Estávamos em férias ... continuação 41a. carta "E meu filho escreveu pontos de interrogação"
Na tela branca as interrogações desenhadas. Perfeitas. Com pontinho e tudo. Quase uma dúzia deles.
Na tela branca, riscos, que pareciam bolas, que pareciam serras, que pareciam “x”, que pareciam “traços”, que pareciam letras, que pareciam palavras. E que pareciam frases, confusas, ilegíveis.
Um dia pedi para ele escrever algo para mim, e escreveu: “não”. Punha ponto final e sublinhava.
- Filho, escreve alguma coisa para mim, por favor!
A resposta apareceu “não”.
- Não??? Não, filho? Você não sabe escrever? Você não quer escrever? Responde, vai! Eu preciso saber o que você está pensando, o que está precisando. Para poder te ajudar, filho.
“Não”. Escrevia. Eu apagava. E ele escrevia vários outros “nãos”.
Tanto insisti que ele escreveu “silêncio”.
- Silêncio??? Ai, guri! Eu não acredito! Ai filho, “silêncio”??? Fala para mim o que significa?? Pisca os olhos para mim, duas vezes, eu vou falar devagar:
1 - você quer silêncio?
2 – você está em silêncio?
Nada. Nenhuma resposta. Nenhuma piscada de olhos. Somente novos
“nãos” na tela branca.
“Tchau”, escreveu para a fonoaudióloga outro dia. Ela estava trabalhando com ele e já cansado escreveu “Tcau”, fez um movimento como se percebesse que faltava alguma coisa e escreveu ponto de interrogação em seguida.
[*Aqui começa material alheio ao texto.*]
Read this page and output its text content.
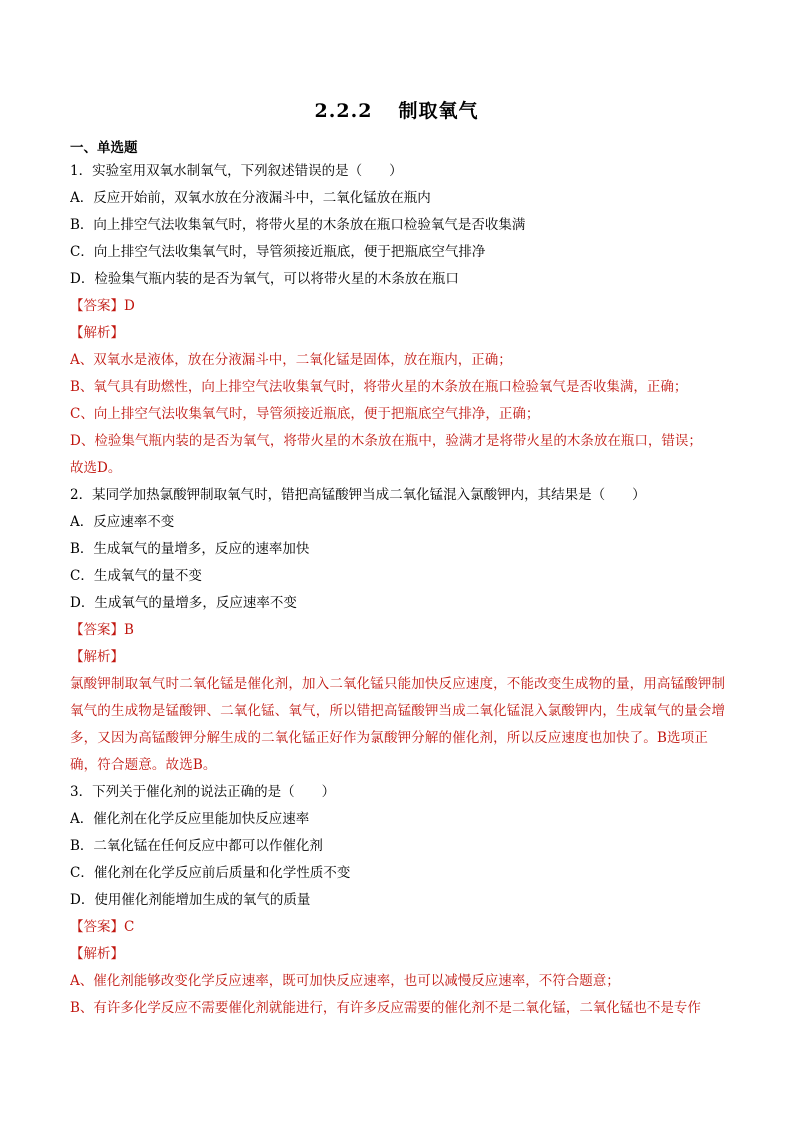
2.2.2 制取氧气
一、单选题
1．实验室用双氧水制氧气，下列叙述错误的是（　　）
A．反应开始前，双氧水放在分液漏斗中，二氧化锰放在瓶内
B．向上排空气法收集氧气时，将带火星的木条放在瓶口检验氧气是否收集满
C．向上排空气法收集氧气时，导管须接近瓶底，便于把瓶底空气排净
D．检验集气瓶内装的是否为氧气，可以将带火星的木条放在瓶口
【答案】D
【解析】
A、双氧水是液体，放在分液漏斗中，二氧化锰是固体，放在瓶内，正确；
B、氧气具有助燃性，向上排空气法收集氧气时，将带火星的木条放在瓶口检验氧气是否收集满，正确；
C、向上排空气法收集氧气时，导管须接近瓶底，便于把瓶底空气排净，正确；
D、检验集气瓶内装的是否为氧气，将带火星的木条放在瓶中，验满才是将带火星的木条放在瓶口，错误；
故选D。
2．某同学加热氯酸钾制取氧气时，错把高锰酸钾当成二氧化锰混入氯酸钾内，其结果是（　　）
A．反应速率不变
B．生成氧气的量增多，反应的速率加快
C．生成氧气的量不变
D．生成氧气的量增多，反应速率不变
【答案】B
【解析】
氯酸钾制取氧气时二氧化锰是催化剂，加入二氧化锰只能加快反应速度，不能改变生成物的量，用高锰酸钾制氧气的生成物是锰酸钾、二氧化锰、氧气，所以错把高锰酸钾当成二氧化锰混入氯酸钾内，生成氧气的量会增多，又因为高锰酸钾分解生成的二氧化锰正好作为氯酸钾分解的催化剂，所以反应速度也加快了。B选项正确，符合题意。故选B。
3．下列关于催化剂的说法正确的是（　　）
A．催化剂在化学反应里能加快反应速率
B．二氧化锰在任何反应中都可以作催化剂
C．催化剂在化学反应前后质量和化学性质不变
D．使用催化剂能增加生成的氧气的质量
【答案】C
【解析】
A、催化剂能够改变化学反应速率，既可加快反应速率，也可以减慢反应速率，不符合题意；
B、有许多化学反应不需要催化剂就能进行，有许多反应需要的催化剂不是二氧化锰，二氧化锰也不是专作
A fonoaudióloga perguntou para ele: Róger, você escreveu tchau para mim? Você quer que eu vá embora? Umas piscadas confirmaram. E ela escreveu TCHAU na tela, muito alegre, embora tenha sido dispensada. Era um bom sinal.
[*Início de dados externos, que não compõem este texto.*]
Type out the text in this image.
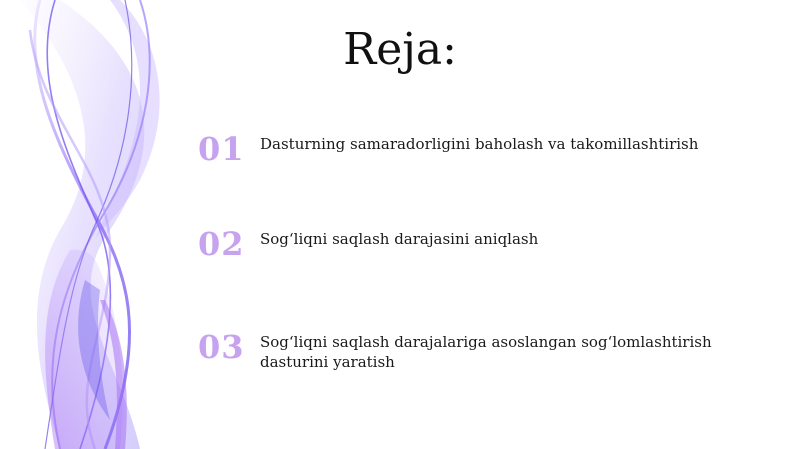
Reja:
01 Dasturning samaradorligini baholash va takomillashtirish
02 Sog‘liqni saqlash darajasini aniqlash
03 Sog‘liqni saqlash darajalariga asoslangan sog‘lomlashtirish dasturini yaratish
Outro dia. Respondendo a meus insistentes pedidos ele escreveu: “Oi”. .“Oi”. “Oi”. Depois “oi mãe”. Quase morri do coração, de alegria. Nessa fase ele escreveu várias palavras que tinham mais sentido. “To fazendo nada”. “o que foi?” “Amo”. “Amor”. Mãe”. “Pai”. “Obrigado”.
Engraçado, mas a palavra “Sim” demorou para aparecer. E a gente podia pedir para ele escrever “sim”ou “não” para responder uma pergunta.
Era final de 2011. O importante era que o meu filho estava tentando se comunicar e que estava conseguindo acessar sua memória. A gente não sabia o tanto, mas tinha memória preservada.
E não parou por aí. Começou a escrever frases sempre que a gente pedia. Por um período escreveu com letra pequena, muito pequena, a gente não compreendia. Escrevia amontoado. E começou a demonstrar falta de vontade para reescrever. Começou a apagar com os dedos da mão o que tinha escrito ou apagar com o próprio pincel, riscando. Ou simplesmente largando o pincel e/ou empurrando o quadro branco.
Palavras que podiam significar tudo e nada. A gente não sabia. Era cedo para tirar conclusões precipitadas. Registramos cada etapa, cada tentativa fotografando, filmando.